Automated Speaking Assessment of Conversation Tests with Novel Graph-based Modeling on Spoken Response Coherence
Jiun-Ting Li, Bi-Cheng Yan, Tien-Hong Lo, Yi-Cheng Wang, Yung-Chang Hsu, Berlin Chen
TL;DR
Problem: automated speaking assessment of conversation tests must account for coherence across turns to accurately judge L2 proficiency. Approach: a hierarchical graph modeling framework (EHGM) couples a contextual LM with multi-level graphs that encode semantically related words, intra-response SPO actions, and inter-response discourse, with fusion at the regressor stage to predict $\\hat{Y}$. Contributions: (1) enhanced hierarchical graph modeling of coherence, (2) integration strategy for hierarchical context into holistic scoring, and (3) publicly available code and preprocessing.
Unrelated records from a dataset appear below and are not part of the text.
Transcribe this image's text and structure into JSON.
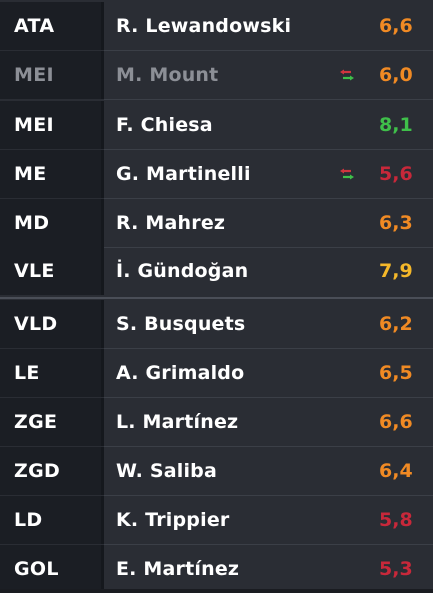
{
  "lineup": [
    {
      "pos": "ATA",
      "name": "R. Lewandowski",
      "rating": "6,6",
      "rating_color": "#f08a24",
      "swap": false,
      "dim": false
    },
    {
      "pos": "MEI",
      "name": "M. Mount",
      "rating": "6,0",
      "rating_color": "#f08a24",
      "swap": true,
      "dim": true
    },
    {
      "pos": "MEI",
      "name": "F. Chiesa",
      "rating": "8,1",
      "rating_color": "#3fbf4a",
      "swap": false,
      "dim": false
    },
    {
      "pos": "ME",
      "name": "G. Martinelli",
      "rating": "5,6",
      "rating_color": "#c8283a",
      "swap": true,
      "dim": false
    },
    {
      "pos": "MD",
      "name": "R. Mahrez",
      "rating": "6,3",
      "rating_color": "#f08a24",
      "swap": false,
      "dim": false
    },
    {
      "pos": "VLE",
      "name": "İ. Gündoğan",
      "rating": "7,9",
      "rating_color": "#f5b82a",
      "swap": false,
      "dim": false
    },
    {
      "pos": "VLD",
      "name": "S. Busquets",
      "rating": "6,2",
      "rating_color": "#f08a24",
      "swap": false,
      "dim": false
    },
    {
      "pos": "LE",
      "name": "A. Grimaldo",
      "rating": "6,5",
      "rating_color": "#f08a24",
      "swap": false,
      "dim": false
    },
    {
      "pos": "ZGE",
      "name": "L. Martínez",
      "rating": "6,6",
      "rating_color": "#f08a24",
      "swap": false,
      "dim": false
    },
    {
      "pos": "ZGD",
      "name": "W. Saliba",
      "rating": "6,4",
      "rating_color": "#f08a24",
      "swap": false,
      "dim": false
    },
    {
      "pos": "LD",
      "name": "K. Trippier",
      "rating": "5,8",
      "rating_color": "#c8283a",
      "swap": false,
      "dim": false
    },
    {
      "pos": "GOL",
      "name": "E. Martínez",
      "rating": "5,3",
      "rating_color": "#c8283a",
      "swap": false,
      "dim": false
    }
  ],
  "icons": {
    "swap": "substitution-arrows-icon"
  },
  "colors": {
    "swap_in": "#3fbf4a",
    "swap_out": "#d0343f"
  }
}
Findings: on the NICT-JLE benchmark, the proposed method yields substantial improvements over strong baselines in RMSE, PCC, and margin-accuracy, highlighting coherence-aware representations as key for accurate ASAC. Significance: enables more reliable, interpretable automatic assessment of spoken proficiency in conversational settings and informs future coherence-aware language assessment research.
Abstract
Automated speaking assessment in conversation tests (ASAC) aims to evaluate the overall speaking proficiency of an L2 (second-language) speaker in a setting where an interlocutor interacts with one or more candidates. Although prior ASAC approaches have shown promising performance on their respective datasets, there is still a dearth of research specifically focused on incorporating the coherence of the logical flow within a conversation into the grading model. To address this critical challenge, we propose a hierarchical graph model that aptly incorporates both broad inter-response interactions (e.g., discourse relations) and nuanced semantic information (e.g., semantic words and speaker intents), which is subsequently fused with contextual information for the final prediction. Extensive experimental results on the NICT-JLE benchmark dataset suggest that our proposed modeling approach can yield considerable improvements in prediction accuracy with respect to various assessment metrics, as compared to some strong baselines. This also sheds light on the importance of investigating coherence-related facets of spoken responses in ASAC.